The environmentalists' latest action, the notice of violation, was filed on behalf of the Palm Beach County Environmental Coalition; Sierra Club Florida, led by its Loxahatchee Group; South Florida Wildlands Association; and the Green Party of Palm Beach County. According to Bill Eubanks, one of their attorneys, the notice means a freeze on development at Briger.
"While in theory a developer can proceed despite the existence of a formal notice of violations," Eubanks told New Times, "it would be an especially risky decision since it could subject the developer to various kinds of liability under [the Endangered Species Act]." As he described it, civil penalties could run into the millions of dollars; criminal penalties could include up to a year in jail.

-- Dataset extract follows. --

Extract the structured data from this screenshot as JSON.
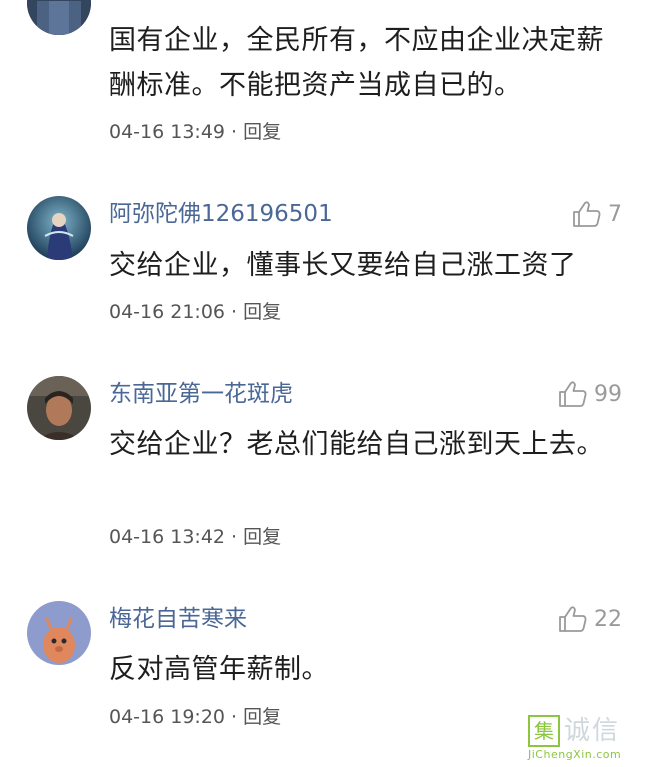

This new turn of events is not the first time environmental concerns have stymied planning for Scripps in Palm Beach County. Local power brokers including then-Gov. Jeb Bush almost ten years ago pushed for construction of Scripps I on a site called Mecca Farms, only to see that plan shut down by a judge's order, at a cost to the county of several tens of millions of dollars.
The blocking of large-scale development out of concern for a small population of snakes (there are an estimated six Eastern Indigos on the Briger tract) is the kind of thing that drives business interests up the wall. But according to Matt Schwartz, of the South Florida Wildlands Association, it's a boiling frogs scenario: "At least one of the things we're saying is that there's such a thing as cumulative impacts. Put enough cuts [of habitat] together and you could eventually end up at extinction."
For the really big picture, Schwartz directed us to the Florida Fish and Wildlife Conservation Commission's report Wildlife 2060, which predicts "a grim future for Florida wildlife if growth trends continue."
The environmentalist groups' notice of violation can be found here.
UPDATE: In response to our request for comment, U.S. Fish and Wildlife Service public affairs specialist Ken Warren wrote:
The U.S. Fish and Wildlife Service received a letter sent September 18, 2013 on behalf of the Palm Beach County Environmental Coalition about concerns related to the Scripps Briger DRI Project. The concerns outlined in that letter will be reviewed as quickly as possible. Once our review is completed we'll work with the Coalition to address its concerns, as appropriate.